What A Vaccine Could Mean For 2021

By Bluford Putnam

The COVID-19 pandemic has had a major influence on every facet of life this year. Now, an effective vaccine appears to be coming in early 2021. A vaccine is not an on/off switch, however, and life will not go back to the way it was pre-pandemic. Some pre-pandemic trends were accelerated and are here to stay. The financial damage was severe, and the recovery will not be even or smooth. Let’s take a look at six themes for 2021 assuming an effective vaccine is widely distributed in next year.

1. Work from Home. The trend toward more flexible work arrangements was in place before the pandemic. The forced work from home accelerated it. With a vaccine, white collar workers will go back to their downtown office towers, yet with much more flexible work arrangements and much less business travel. Headwinds will continue for downtown business districts, including restaurants and hotels, as well as less demand for office space. Once thriving downtowns will take time to adjust and re-invent themselves. Airlines will need to re-think the economics of permanently dampened business travel.

2. Online shopping. The trend away from brick and mortar stores was entrenched before the pandemic, but online shopping and home delivery received a major boost from the pandemic. This trend has accelerated in a powerful and permanent manner. There will be a place for some physical storefronts, partly as showrooms for online shopping, yet many stores will never re-open. Commercial real estate will take years to adjust.

3. Allocation of consumer spending. Consumers will travel again. There is pent-up demand for tourism experiences. Consumers have been buying home furnishings during the pandemic shutdown. With a vaccine, the desire for social activities may reignite spending on clothing and fashion. Restaurants will be popular again, but not necessarily in the same locations, given the challenges to downtowns and the opportunities in the suburbs. Climate permitting, outdoor dining will remain extremely popular, so new restaurants will be designed differently.

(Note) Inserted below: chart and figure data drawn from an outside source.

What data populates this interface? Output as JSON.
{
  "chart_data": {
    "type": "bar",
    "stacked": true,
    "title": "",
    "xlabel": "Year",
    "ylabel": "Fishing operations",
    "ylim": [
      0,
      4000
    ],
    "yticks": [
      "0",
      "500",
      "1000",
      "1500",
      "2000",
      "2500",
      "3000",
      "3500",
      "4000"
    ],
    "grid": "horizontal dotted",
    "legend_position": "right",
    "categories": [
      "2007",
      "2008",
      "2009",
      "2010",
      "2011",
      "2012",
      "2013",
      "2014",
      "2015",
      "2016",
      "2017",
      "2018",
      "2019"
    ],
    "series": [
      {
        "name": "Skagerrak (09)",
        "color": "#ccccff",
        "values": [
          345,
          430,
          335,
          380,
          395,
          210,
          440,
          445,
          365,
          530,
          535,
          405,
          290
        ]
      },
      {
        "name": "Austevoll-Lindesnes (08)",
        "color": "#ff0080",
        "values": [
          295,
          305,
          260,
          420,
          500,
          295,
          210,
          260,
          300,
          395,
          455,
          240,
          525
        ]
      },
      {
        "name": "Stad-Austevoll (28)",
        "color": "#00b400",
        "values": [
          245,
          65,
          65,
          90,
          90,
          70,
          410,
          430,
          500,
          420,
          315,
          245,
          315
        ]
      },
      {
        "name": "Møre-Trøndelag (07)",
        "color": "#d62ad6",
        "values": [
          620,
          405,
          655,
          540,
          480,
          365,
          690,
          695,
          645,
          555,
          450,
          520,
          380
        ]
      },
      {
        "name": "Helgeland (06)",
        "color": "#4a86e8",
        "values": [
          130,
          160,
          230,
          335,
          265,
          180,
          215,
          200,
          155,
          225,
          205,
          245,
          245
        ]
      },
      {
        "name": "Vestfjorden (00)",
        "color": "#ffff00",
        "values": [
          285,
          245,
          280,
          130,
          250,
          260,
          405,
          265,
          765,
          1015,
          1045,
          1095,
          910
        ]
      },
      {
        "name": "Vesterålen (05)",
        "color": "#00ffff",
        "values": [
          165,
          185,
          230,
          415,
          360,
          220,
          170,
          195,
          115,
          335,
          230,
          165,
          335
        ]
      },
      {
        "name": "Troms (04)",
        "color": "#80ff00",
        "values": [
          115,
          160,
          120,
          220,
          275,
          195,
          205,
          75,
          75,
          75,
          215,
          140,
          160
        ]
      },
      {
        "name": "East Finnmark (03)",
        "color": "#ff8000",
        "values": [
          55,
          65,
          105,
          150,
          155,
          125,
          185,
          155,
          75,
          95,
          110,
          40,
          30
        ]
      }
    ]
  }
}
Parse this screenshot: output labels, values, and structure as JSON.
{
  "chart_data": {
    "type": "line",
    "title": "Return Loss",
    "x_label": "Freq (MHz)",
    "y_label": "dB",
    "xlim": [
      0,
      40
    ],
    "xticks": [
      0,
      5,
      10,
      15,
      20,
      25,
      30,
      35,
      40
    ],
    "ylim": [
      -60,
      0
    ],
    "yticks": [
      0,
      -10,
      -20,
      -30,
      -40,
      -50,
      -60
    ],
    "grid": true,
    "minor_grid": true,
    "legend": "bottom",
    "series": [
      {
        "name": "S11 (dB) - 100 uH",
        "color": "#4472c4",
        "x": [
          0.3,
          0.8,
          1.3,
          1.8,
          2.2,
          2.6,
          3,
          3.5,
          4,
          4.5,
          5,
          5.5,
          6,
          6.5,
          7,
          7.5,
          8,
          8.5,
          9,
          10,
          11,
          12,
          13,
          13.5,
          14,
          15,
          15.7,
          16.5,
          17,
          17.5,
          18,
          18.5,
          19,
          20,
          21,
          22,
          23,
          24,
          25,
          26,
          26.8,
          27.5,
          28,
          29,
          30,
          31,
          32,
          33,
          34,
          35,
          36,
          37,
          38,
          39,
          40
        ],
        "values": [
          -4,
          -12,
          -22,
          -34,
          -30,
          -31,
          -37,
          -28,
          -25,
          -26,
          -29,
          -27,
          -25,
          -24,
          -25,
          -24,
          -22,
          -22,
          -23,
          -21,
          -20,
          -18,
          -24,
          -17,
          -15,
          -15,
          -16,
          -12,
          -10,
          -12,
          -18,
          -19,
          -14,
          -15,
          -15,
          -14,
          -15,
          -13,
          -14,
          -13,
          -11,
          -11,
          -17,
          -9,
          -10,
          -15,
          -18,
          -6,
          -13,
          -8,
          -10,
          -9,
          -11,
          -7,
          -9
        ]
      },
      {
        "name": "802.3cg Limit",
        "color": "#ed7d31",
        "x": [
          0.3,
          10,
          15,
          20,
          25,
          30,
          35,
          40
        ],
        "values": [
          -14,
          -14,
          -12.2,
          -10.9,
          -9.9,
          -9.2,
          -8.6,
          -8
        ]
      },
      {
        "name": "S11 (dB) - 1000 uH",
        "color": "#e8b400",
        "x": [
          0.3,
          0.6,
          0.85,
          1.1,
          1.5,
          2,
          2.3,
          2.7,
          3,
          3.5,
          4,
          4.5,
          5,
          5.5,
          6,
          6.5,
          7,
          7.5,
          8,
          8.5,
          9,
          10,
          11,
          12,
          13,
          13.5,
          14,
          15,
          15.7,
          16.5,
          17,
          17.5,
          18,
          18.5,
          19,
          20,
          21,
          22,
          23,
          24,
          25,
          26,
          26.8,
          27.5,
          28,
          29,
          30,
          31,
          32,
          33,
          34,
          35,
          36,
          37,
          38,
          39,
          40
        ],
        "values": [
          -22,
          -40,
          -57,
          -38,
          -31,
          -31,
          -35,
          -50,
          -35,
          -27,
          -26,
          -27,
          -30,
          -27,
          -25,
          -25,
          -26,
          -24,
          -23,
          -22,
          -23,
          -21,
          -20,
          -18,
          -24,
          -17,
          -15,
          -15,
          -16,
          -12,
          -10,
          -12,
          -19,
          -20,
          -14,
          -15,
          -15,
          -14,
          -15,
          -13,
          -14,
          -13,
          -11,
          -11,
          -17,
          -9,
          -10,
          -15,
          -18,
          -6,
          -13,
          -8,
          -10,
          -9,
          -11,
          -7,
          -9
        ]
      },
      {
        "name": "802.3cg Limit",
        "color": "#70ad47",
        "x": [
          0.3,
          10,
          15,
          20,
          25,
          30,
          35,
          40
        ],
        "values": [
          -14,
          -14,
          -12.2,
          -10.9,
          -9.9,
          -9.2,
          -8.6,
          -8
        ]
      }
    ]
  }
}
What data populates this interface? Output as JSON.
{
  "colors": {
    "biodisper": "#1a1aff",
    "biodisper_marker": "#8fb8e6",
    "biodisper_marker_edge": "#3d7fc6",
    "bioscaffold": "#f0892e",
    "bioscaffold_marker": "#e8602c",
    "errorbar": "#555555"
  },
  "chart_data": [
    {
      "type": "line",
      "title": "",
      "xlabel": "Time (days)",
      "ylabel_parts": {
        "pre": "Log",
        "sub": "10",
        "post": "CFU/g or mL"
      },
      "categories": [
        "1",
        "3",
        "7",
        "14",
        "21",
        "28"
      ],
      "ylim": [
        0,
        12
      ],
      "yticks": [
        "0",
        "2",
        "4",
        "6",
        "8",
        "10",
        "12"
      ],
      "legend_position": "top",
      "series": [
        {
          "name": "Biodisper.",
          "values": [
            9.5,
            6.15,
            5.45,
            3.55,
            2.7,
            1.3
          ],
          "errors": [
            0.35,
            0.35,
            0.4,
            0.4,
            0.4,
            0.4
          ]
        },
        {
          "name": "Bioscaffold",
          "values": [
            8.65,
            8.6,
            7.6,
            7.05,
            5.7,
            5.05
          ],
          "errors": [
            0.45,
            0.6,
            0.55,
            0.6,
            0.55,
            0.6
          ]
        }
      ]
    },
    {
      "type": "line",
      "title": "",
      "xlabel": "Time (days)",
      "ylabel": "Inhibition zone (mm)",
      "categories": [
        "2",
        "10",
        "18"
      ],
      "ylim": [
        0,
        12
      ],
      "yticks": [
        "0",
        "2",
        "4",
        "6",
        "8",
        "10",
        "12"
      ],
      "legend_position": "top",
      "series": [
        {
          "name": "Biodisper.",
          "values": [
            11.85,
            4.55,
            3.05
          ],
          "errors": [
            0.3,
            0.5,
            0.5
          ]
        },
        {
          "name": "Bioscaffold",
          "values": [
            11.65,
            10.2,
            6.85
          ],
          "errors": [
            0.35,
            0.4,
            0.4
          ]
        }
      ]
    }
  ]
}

4. Lingering effects of financial distress. Commuter railroads and transit systems are in dire financial condition. They will need massive federal assistance to return to pre-pandemic service levels, but the demand may not return all the way back. State and local governments will have to layoff thousands of workers unless they receive federal assistance, as their revenue streams will take three to four years to recover, even with a vaccine.

5. Inflation. The pandemic caused elevated unemployment and dampened overall demand. Central banks expanded their balance sheets to accommodate fiscal policy expansion in a new world of Modern Monetary Theory. Assuming more fiscal stimulus and continued buying of government debt by central banks, there will be an open debate about whether inflation fires are being lit, or not.

6. Globalization. The pre-pandemic trade tensions were a headwind for global trade. The pandemic at first accelerated that trend as China shutdown. China, however, had the virus first and beat the virus first, emerging with a strong economic recovery and more influence in the changing global order. We are also seeing changes in currency payments reflecting the growing importance of trade diversification, with the euro catching up with the US dollar as payment currency.

Without a doubt, 2021 will be a fascinating year of transition – and, we hope, recovery.